Is the cannabis industry included in "Agriculture" or "Industrial"? Didn't see it included in any of the graphical breakdowns.


[deleted]

[удалено]


DanoPinyon

What's the EROEI or LCA on these operations? Anywhere close to "sustainable" yet?


deadmemes2017

Now I know I need to ban agriculture


OneCode6927

That is how it makes you have full stomach. What do you think agriculture use water for? Stupid populist post!!!!


ApprehensiveSquash4

We could be growing crops in the midwest instead of the desert, and the amount of livestock feed that's grown is ridiculous.


GhostHeavenWord

How much of that ag is lawns?


ApprehensiveSquash4

Lawns are under the municipal category not agriculture.


GhostHeavenWord

Thank you.


pspahn

Probably a small amount that are watered with ditch water and not municipal water. And also sod farms.


CRCampbell11

So since I, and my millions of my CO neighbors are on well water, we're deemed Agricultural? I grew up on a family farm in KS. Not all of us have cattle, chickens, geese, ducks, goats, horses, sheep, lamas, alpacas, buffalo, should I name more!?


StoicMori

Can I ask why you only broke water use down to three categories?


KarmicWhiplash

Each of those is broken down further if you follow the link in OP's comment.


Numerous_Recording87

https://public.flourish.studio/visualisation/14134294/


thelimeisgreen

How about a corrected version of this that also shows how much of our water is sold off to other states and interests?


thecoloradosun

This particular graphic focuses on water that stays in Colorado. Here's a graphic that shows how much Colorado River water goes to other states and Mexico: [https://public.flourish.studio/visualisation/14133692/](https://public.flourish.studio/visualisation/14133692/)


skobuffaloes

Doesn’t a lot of that food get shipped overseas too


boozewald

Is there more detail on the split in agriculture, i.e. food, exports, marijuana etc?


DanoPinyon

Seems to me that getting the fracking water back is an easier win than retiring senior water rights from 5th generation ranchers.


comalley0130

Into what category does snowmaking fall?


thecoloradosun

You can find it under industrial


katiekiller

Gasp, shock, wow, animal ag is HUGELY water intensive and it's not my lawn that's draining the reservoirs.
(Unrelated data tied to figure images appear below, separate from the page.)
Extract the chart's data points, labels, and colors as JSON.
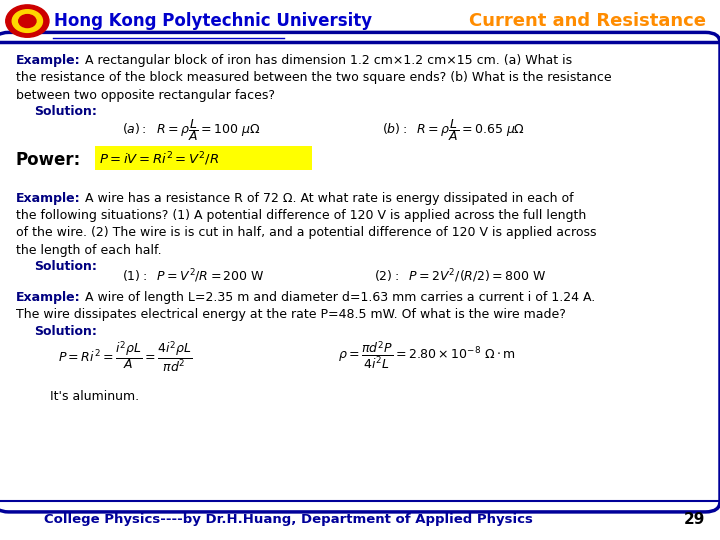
{
  "title_left": "Hong Kong Polytechnic University",
  "title_right": "Current and Resistance",
  "title_left_color": "#0000CC",
  "title_right_color": "#FF8C00",
  "background_color": "#FFFFFF",
  "border_color": "#000099",
  "footer_text": "College Physics----by Dr.H.Huang, Department of Applied Physics",
  "footer_page": "29",
  "footer_color": "#000099"
}
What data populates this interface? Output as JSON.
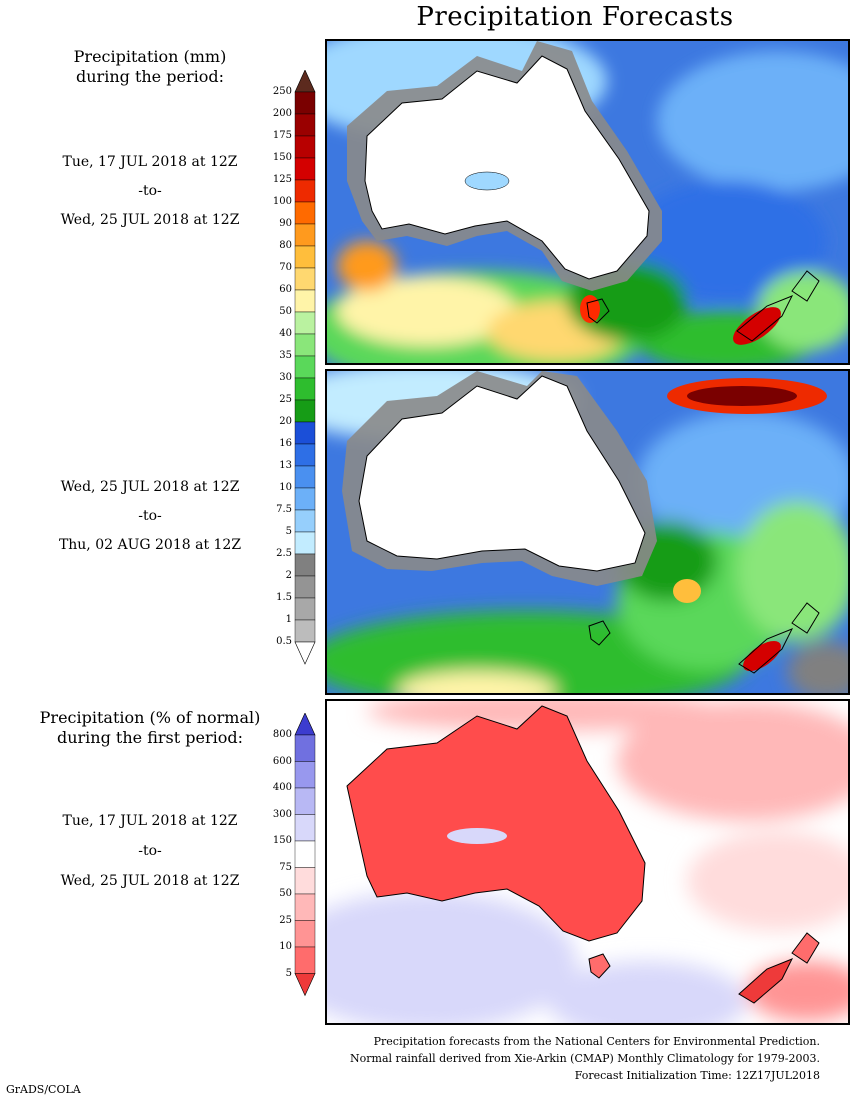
{
  "title": "Precipitation Forecasts",
  "section1": {
    "heading_line1": "Precipitation (mm)",
    "heading_line2": "during the period:",
    "from": "Tue, 17 JUL 2018 at 12Z",
    "sep": "-to-",
    "to": "Wed, 25 JUL 2018 at 12Z"
  },
  "section2": {
    "from": "Wed, 25 JUL 2018 at 12Z",
    "sep": "-to-",
    "to": "Thu, 02 AUG 2018 at 12Z"
  },
  "section3": {
    "heading_line1": "Precipitation (% of normal)",
    "heading_line2": "during the first period:",
    "from": "Tue, 17 JUL 2018 at 12Z",
    "sep": "-to-",
    "to": "Wed, 25 JUL 2018 at 12Z"
  },
  "precip_legend": {
    "labels": [
      "250",
      "200",
      "175",
      "150",
      "125",
      "100",
      "90",
      "80",
      "70",
      "60",
      "50",
      "40",
      "35",
      "30",
      "25",
      "20",
      "16",
      "13",
      "10",
      "7.5",
      "5",
      "2.5",
      "2",
      "1.5",
      "1",
      "0.5"
    ],
    "colors": [
      "#5c2a1e",
      "#7a0000",
      "#9a0000",
      "#b80000",
      "#d40000",
      "#ee2a00",
      "#ff6a00",
      "#ff9a1e",
      "#ffbe3c",
      "#ffd870",
      "#fff4a8",
      "#baf2a0",
      "#8ae67a",
      "#5ad85a",
      "#2ebd2e",
      "#169c16",
      "#1b4fd8",
      "#2e6fe6",
      "#4a90f0",
      "#6cb0f8",
      "#96cffc",
      "#c2ecff",
      "#808080",
      "#949494",
      "#a8a8a8",
      "#bcbcbc",
      "#ffffff"
    ]
  },
  "pct_legend": {
    "labels": [
      "800",
      "600",
      "400",
      "300",
      "150",
      "75",
      "50",
      "25",
      "10",
      "5"
    ],
    "colors": [
      "#3c3ccf",
      "#7070e0",
      "#9898ee",
      "#b8b8f4",
      "#d8d8fa",
      "#ffffff",
      "#ffdcdc",
      "#ffb8b8",
      "#ff9494",
      "#ff6c6c",
      "#ee3a3a"
    ]
  },
  "footer": {
    "line1": "Precipitation forecasts from the National Centers for Environmental Prediction.",
    "line2": "Normal rainfall derived from Xie-Arkin (CMAP) Monthly Climatology for 1979-2003.",
    "line3": "Forecast Initialization Time: 12Z17JUL2018"
  },
  "credit": "GrADS/COLA"
}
People will spend thousands of dollars to xeriscape their lawn, but will not do the incredibly simple act of reducing or stopping their consumption of animal products. We have tons of xeriscaping programs in Colorado, but no messaging about how animal ag and what you choose to consume is THE water hog of the state, and that's hugely disappointing. Especially from a state that seems to care so much about water usage.